Speedup _inpaint_biharmonic_single_channel #3489

GalAvineri · 2018-10-21T18:19:05Z

Description

This is a speedup for the inpaint method, specifically for the '_inpaint_biharmonic_single_channel' method, in the part where the masked points are being iterated over.

I've added a bit of speedup in 2 steps, each in a separate commit:

I've made a bit of speedup by vectorizing a few operations
I've added a speedup (perhaps a more significant one) by converting the iteration to a parallel manner.

Checklist

I'm new to contributing to open source projects so before I start working on the checklist I would like to receive your thoughts about it :)

Btw, as i'm new to contributing i'd love to hear your advice on my attempt to contribute and i'd appreciate your help in completing this feature enhancement :)

References

This is an enhancement regarding this issue #2008

For reviewers

(Don't remove the checklist below.)

Check that the PR title is short, concise, and will make sense 1 year
later.
Check that new functions are imported in corresponding __init__.py.
Check that new features, API changes, and deprecations are mentioned in
doc/release/release_dev.rst.
Consider backporting the PR with @meeseeksdev backport to v0.14.x

… accordingly) in a parallel manner

pep8speaks · 2018-10-21T18:19:07Z

Hello @GalAvineri!

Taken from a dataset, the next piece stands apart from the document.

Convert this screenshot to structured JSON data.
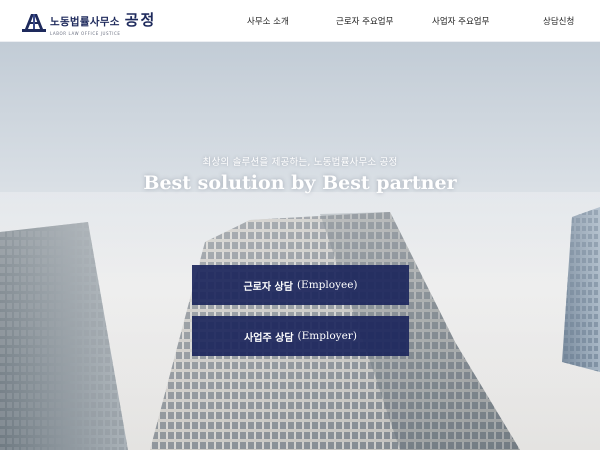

Thanks for submitting the PR.

In the file skimage/restoration/inpaint.py, following are the PEP8 issues :

Line 37:80: E501 line too long (85 > 79 characters)
Line 38:80: E501 line too long (86 > 79 characters)
Line 65:80: E501 line too long (101 > 79 characters)

emmanuelle · 2018-10-21T20:05:19Z

@GalAvineri thanks for your PR! At the moment it seems that tests are not passing. Can you execute pytest skimage/restoration/tests/test_inpaint.py in your branch and try to understand where the problem comes from?

hmaarrfk · 2018-10-22T13:28:30Z

skimage/restoration/inpaint.py

+    # Create biharmonic coefficients ndarray
+    neigh_coef = np.zeros(b_hi - b_lo)
+    neigh_coef[tuple(mask_pt_idx - b_lo)] = 1
+    neigh_coef = laplace(laplace(neigh_coef))


I think the call to laplace is the only one that is parallelizable. The others are all python and thus will get held up in the GIL.

it seems that each masked point has some variables that are unique to it.
These contain b_lo, b_hi, neight_cief, and the variables it_inner, coefs, tmp_pt_idx and tmp_pt_is.
All of these varibales aren't shared between the processes and thus computing them for each point can be parralilzed in my opinion, as the GIL will not intervene here. Do you agree with me on this point?

I do agree that the GIL might intervene with the modifications of the matrix_unknown and matrix_known variables.
So regarding this, I can suggest the following:
Each process will produce a list of changes that should be made to these matrices, and the main thread will make all of them.
This way the computation of which modification should be made will be done in parallel, and the modification themselves will be done serially. What do you say?

hmaarrfk · 2018-10-22T13:28:57Z

@GalAvineri, @emmanuelle how much overhead does Pool(1) add? is it worth having two code paths?

GalAvineri · 2018-10-23T18:31:31Z

@emmanuelle I will happily do so once i find some spare time! :)
@hmaarrfk I'm not sure about the overhead, how do you recommend checking this?
and what two code paths are you referring to?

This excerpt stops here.